Cloud Computing: Red Hat Moving to Commercialize OpenShift PaaS
June 26, 2012Grazed from Sys Con Media. Author: Maureen O’Gara.
Red Hat is planning to commercialize its 13-month-old OpenShift PaaS later this year when it splits the widgetry into two initial tiers: FreeShift and MegaShift. Until then it’ll be available as a developer preview.
FreeShift will offer three small gears, the ability to auto-scale and access to the languages, frameworks and data stores developers like to use. It will leverage community-provided support. Developers using the OpenShift PaaS now will be able to automatically migrate to FreeShift.
MegaShift, the initial paid tier, will offer up to 16 gears, and the ability to add storage past the 1GB-per-gear limit in FreeShift. MegaShift users will get support from Red Hat. The platform fee is supposed to be $42 a month with a per-gear-an-hour fee for gears past the first three. However, Red Hat says the pricing is provisional and subject to change…
The PaaS been out as a free service since May 2011, the first PaaS to support Java EE 6 and offer lifecycle support for Java in the cloud.
The code that powers the OpenShift platform was open sourced through the OpenShift Origin project this past April and last month Red Hat announced plans to extend the PaaS so enterprises might use both leading-edge DevOps operational models and traditional application management methodologies.
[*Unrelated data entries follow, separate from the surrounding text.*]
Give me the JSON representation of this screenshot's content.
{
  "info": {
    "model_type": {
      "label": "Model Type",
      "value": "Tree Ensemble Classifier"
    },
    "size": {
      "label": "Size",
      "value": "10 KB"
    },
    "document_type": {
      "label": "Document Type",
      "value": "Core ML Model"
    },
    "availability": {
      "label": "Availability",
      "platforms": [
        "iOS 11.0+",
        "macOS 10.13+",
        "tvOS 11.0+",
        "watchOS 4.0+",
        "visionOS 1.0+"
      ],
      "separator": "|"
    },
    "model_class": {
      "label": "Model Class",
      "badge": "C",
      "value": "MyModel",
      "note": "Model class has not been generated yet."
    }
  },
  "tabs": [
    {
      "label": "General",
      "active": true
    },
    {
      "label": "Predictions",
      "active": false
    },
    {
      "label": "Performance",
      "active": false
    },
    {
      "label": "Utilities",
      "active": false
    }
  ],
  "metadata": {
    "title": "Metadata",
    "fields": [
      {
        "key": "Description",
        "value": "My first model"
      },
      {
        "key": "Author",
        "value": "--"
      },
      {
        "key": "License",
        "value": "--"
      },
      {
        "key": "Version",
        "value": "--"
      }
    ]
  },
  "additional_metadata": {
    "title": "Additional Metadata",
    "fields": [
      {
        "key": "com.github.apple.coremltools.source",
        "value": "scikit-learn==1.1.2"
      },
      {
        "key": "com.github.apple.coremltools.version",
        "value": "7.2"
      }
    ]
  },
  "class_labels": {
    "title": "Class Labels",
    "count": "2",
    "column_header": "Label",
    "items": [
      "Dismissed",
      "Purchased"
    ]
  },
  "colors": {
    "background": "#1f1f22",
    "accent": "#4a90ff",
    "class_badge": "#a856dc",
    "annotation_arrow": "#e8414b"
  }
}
JBoss Enterprise Application Platform 6.0, the commercially supported version of JBoss Application Server that became generally available last week, is in the developer preview.
The combination offers an open source Java PaaS solution that enables hybrid cloud scenarios and is expected to help usher in cloud-enabled application servers for HTML5, mobile and enterprise.
OpenShift is now the first PaaS to run Java EE 6 Full Profile.